How to prevent your dog’s legs from shaking
It’s often prevention rather than a treatment that’s effective in stopping many of the causes of weak legs and tremors. By keeping your dog warm, stress-free, up-to-date on vaccines, at a healthy weight, and away from potentially toxic substances, you are taking all the steps you can to prevent your dog from shaking.
Be a smarter pet parent
Sign up for the best pet advice you can get
Frequently asked questions
What does it mean if my dog’s hind leg shakes?

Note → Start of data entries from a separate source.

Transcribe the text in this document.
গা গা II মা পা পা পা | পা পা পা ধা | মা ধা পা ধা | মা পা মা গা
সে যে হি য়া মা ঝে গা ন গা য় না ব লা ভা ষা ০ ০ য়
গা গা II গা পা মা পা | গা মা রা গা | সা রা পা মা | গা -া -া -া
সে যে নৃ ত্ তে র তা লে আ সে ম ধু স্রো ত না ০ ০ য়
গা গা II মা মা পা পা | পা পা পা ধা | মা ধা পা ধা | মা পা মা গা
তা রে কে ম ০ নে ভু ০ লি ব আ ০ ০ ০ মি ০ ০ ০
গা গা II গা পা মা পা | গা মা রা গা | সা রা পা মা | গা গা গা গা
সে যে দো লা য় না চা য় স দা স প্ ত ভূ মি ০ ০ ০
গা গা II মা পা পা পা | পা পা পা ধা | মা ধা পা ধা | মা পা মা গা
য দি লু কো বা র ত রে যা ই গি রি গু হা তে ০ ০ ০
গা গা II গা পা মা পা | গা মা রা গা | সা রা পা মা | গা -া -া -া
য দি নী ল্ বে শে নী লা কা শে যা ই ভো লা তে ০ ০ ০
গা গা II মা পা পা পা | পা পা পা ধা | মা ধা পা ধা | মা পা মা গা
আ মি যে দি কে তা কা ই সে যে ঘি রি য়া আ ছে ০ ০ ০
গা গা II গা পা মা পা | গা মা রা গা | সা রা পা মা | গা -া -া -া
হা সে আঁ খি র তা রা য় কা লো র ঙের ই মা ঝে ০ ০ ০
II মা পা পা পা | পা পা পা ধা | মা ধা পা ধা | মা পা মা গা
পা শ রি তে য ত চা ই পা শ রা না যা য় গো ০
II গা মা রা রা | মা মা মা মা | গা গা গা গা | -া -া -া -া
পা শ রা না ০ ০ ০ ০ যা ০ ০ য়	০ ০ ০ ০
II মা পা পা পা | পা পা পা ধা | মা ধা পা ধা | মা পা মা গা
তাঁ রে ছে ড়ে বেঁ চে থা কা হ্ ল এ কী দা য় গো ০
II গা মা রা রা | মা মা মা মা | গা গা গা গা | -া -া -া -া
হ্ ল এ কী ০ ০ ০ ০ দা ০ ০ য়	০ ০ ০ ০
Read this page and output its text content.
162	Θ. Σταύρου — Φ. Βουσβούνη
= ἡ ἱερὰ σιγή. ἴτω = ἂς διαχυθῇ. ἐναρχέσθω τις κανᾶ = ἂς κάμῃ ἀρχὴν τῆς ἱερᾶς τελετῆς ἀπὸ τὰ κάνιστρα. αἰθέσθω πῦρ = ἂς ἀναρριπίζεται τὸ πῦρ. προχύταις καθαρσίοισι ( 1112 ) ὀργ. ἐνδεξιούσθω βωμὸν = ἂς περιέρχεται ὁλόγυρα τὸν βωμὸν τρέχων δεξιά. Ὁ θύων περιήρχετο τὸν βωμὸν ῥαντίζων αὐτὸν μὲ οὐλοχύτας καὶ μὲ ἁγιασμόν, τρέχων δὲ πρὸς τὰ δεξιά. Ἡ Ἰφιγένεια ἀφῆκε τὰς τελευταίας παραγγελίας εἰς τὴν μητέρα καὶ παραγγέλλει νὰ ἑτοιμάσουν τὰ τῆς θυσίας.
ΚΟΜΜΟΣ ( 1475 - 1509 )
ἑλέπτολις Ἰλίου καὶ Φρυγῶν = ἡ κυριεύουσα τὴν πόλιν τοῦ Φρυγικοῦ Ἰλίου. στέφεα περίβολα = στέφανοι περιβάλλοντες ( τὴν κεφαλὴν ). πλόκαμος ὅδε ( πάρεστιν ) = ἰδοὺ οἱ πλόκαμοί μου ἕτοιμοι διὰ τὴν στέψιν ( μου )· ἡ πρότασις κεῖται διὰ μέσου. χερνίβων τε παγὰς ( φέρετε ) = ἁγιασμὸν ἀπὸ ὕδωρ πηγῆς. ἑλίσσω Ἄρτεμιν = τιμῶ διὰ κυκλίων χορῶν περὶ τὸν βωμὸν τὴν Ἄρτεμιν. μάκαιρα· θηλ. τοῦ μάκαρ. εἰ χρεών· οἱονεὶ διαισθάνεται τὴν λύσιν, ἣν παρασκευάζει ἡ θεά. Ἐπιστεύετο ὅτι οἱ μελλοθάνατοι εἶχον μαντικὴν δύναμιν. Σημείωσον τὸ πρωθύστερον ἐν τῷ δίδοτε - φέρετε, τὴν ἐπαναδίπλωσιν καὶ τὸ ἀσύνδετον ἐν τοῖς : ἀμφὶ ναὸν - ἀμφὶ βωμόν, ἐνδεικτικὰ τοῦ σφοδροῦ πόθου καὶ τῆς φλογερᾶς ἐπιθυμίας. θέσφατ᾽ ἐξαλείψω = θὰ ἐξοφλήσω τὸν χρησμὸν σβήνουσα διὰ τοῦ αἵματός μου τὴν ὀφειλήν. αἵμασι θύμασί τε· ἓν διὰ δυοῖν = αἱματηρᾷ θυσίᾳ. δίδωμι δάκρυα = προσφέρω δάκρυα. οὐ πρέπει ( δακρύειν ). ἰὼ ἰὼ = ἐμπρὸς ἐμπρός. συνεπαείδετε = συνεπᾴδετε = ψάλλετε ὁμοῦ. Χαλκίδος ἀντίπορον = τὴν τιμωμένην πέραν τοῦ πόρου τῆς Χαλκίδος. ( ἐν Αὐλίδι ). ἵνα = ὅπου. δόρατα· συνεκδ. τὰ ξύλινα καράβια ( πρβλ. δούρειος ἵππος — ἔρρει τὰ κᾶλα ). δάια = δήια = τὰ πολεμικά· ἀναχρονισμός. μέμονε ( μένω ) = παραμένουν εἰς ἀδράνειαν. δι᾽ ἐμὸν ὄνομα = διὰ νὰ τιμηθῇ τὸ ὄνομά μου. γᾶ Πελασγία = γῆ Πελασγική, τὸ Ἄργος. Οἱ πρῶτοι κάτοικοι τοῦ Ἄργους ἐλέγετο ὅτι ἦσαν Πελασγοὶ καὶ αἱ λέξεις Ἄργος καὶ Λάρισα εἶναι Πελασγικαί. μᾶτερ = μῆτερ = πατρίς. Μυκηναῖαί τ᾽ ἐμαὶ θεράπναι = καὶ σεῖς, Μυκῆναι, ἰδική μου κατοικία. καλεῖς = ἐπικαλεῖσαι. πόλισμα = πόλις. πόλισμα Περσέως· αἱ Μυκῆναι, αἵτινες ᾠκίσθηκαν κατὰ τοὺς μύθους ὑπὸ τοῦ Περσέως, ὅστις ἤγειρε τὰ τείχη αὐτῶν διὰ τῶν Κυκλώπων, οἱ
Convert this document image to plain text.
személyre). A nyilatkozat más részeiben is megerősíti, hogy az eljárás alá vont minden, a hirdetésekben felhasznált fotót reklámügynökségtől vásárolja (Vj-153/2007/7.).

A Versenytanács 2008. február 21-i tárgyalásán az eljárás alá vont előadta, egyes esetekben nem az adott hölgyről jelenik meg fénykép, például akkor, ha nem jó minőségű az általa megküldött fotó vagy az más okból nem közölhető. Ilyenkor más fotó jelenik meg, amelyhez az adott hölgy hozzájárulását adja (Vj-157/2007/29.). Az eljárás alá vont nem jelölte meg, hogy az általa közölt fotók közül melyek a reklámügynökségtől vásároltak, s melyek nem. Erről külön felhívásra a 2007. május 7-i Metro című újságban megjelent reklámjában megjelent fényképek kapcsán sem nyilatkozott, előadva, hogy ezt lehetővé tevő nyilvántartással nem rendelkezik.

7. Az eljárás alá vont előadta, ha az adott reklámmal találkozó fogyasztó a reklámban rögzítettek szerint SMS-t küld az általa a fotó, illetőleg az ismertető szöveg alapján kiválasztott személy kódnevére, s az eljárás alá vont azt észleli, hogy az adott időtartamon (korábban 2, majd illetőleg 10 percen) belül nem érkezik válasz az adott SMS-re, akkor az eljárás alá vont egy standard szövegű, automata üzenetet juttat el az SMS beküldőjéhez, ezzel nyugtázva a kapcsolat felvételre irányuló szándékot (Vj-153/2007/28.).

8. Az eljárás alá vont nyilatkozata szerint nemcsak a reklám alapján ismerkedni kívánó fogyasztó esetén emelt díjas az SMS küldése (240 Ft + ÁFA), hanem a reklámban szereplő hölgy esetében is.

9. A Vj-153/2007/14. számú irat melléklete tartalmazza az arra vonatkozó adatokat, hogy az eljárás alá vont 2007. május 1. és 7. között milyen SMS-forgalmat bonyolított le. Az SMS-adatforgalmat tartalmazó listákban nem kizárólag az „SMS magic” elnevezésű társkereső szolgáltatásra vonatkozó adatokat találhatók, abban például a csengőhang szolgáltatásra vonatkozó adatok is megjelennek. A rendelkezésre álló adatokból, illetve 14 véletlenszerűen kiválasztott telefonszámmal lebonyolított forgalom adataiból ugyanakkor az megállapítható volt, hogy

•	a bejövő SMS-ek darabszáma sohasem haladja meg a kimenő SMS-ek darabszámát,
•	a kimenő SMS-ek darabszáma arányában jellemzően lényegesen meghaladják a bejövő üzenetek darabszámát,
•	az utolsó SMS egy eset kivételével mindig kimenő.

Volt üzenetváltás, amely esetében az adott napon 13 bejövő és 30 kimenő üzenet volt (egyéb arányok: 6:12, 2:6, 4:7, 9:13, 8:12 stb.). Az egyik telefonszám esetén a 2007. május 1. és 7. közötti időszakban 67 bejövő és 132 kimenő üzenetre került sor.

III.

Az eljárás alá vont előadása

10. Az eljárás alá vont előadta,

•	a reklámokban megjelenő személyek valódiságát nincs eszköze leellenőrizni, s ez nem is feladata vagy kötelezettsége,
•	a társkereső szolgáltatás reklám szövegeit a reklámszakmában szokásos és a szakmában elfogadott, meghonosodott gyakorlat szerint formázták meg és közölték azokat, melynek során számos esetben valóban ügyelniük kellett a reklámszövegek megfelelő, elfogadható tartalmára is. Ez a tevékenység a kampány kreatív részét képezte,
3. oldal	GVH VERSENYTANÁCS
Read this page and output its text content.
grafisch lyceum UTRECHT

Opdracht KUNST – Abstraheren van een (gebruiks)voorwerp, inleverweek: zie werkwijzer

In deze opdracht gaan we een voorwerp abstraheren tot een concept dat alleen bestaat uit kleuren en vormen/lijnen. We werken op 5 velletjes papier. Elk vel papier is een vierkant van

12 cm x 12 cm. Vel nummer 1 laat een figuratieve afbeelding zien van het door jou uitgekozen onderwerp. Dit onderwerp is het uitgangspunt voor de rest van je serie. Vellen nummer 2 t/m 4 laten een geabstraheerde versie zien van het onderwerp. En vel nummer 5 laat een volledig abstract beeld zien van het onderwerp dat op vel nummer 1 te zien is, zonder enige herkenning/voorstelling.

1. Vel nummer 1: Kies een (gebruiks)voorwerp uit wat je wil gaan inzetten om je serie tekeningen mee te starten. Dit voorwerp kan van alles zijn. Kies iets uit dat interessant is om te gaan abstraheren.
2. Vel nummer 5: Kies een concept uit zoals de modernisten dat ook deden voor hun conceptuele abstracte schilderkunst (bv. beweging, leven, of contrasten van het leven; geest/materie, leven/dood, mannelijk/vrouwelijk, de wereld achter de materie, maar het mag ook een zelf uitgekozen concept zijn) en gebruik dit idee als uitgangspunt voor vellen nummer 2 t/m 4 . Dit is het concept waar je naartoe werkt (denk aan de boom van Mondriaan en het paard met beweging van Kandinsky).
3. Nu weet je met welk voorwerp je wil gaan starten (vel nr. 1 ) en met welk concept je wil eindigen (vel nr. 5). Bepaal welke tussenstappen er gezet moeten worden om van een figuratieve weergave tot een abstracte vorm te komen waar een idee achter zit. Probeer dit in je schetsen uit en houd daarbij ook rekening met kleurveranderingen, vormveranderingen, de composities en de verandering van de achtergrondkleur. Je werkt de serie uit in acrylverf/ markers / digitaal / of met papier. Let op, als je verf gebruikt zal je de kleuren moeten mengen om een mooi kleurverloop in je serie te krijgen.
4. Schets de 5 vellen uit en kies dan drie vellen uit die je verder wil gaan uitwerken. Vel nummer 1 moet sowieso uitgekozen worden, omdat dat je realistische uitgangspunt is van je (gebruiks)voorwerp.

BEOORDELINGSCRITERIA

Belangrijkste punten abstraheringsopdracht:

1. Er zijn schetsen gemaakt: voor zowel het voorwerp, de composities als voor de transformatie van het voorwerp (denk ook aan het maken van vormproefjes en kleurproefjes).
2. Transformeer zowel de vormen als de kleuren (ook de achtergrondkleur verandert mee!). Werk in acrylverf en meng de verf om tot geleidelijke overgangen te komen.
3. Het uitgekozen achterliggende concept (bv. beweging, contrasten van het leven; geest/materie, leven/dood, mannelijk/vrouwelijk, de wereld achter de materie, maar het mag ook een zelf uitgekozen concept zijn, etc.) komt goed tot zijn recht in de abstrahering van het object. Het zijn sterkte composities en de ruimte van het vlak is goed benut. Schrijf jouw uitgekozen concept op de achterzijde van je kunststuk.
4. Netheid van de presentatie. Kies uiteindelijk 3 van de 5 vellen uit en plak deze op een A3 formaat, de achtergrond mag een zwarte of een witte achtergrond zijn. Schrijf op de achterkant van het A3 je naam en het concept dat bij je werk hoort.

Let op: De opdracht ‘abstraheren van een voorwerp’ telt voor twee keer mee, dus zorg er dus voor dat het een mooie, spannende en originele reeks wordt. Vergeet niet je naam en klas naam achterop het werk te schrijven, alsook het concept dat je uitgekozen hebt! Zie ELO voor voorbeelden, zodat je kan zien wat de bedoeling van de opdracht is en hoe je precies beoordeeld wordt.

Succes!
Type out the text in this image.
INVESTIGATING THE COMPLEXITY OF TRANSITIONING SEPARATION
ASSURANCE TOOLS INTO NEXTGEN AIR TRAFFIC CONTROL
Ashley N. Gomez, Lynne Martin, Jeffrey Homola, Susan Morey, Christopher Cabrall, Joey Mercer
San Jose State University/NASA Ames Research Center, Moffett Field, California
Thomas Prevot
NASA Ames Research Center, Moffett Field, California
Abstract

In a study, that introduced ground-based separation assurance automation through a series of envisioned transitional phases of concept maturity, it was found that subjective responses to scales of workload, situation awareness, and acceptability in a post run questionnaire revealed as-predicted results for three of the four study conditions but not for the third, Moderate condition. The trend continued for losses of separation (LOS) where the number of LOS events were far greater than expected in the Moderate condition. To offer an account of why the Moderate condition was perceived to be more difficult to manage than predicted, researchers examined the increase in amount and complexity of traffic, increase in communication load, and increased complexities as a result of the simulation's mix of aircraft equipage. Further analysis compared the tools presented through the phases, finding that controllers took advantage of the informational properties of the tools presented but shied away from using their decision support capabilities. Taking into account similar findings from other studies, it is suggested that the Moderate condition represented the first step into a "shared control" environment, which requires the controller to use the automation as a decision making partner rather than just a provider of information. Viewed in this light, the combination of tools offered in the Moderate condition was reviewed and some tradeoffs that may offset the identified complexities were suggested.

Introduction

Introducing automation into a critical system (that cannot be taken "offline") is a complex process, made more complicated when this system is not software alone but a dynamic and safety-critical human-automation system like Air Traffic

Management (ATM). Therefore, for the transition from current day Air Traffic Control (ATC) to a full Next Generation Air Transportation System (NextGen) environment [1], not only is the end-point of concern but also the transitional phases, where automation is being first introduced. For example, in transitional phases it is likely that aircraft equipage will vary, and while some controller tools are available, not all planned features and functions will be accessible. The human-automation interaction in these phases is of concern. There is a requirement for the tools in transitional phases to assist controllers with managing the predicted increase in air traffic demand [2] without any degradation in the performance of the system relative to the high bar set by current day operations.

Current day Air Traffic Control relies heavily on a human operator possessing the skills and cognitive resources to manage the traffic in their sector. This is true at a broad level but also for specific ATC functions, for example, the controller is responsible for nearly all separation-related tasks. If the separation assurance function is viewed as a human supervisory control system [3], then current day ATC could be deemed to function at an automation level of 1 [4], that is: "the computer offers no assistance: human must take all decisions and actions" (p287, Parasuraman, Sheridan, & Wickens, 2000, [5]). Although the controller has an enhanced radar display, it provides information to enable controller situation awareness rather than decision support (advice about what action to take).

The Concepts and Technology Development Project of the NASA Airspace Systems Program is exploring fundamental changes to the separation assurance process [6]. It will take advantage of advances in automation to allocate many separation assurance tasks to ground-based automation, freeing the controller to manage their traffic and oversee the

Leg shaking and tremors in a dog’s legs result from many causes. Your dog’s legs may be shaking due to being overly excited or cold, or it could be a sign of pain, muscle atrophy, or an underlying issue, such as a neurological disorder. It’s best to keep an eye on your dog and remove any environmental stressors to stop the shaking. If your dog is showing symptoms like difficulty walking, unconsciousness, lethargy, decreased appetite, vomiting, diarrhea, or weakness, or their legs don’t stop shaking after helping them relax, it’s time to call the vet.
What would cause my dog to constantly shake his back legs?
Different ailments can cause constant shaking in a dog’s back legs, including pain, muscle atrophy (from old age), Shaker syndrome, or a neurological disorder. If you notice your dog’s back legs are continually shaking, call your vet for the next steps.
Is it normal for a dog’s legs to shake?
This depends. If they’re cold, nervous, or drying off after running around in the rain, yes. But only for a limited amount of time. If the shaking persists, it can be a symptom of a more severe condition. If you notice your dog’s legs are shaking regularly, you’ll want to seek medical advice from your vet.
Should I see a vet if my dog’s legs shake?
Potentially. First, it’s vital to pay close attention to your dog’s surroundings and look for additional symptoms. They may be shaking due to excitement or anxiety, or it could be a sign that they ingested a toxic substance or have an underlying issue that needs attention. If a dog’s legs continually shake or additional symptoms are present, like pain, you’ll need to call the vet.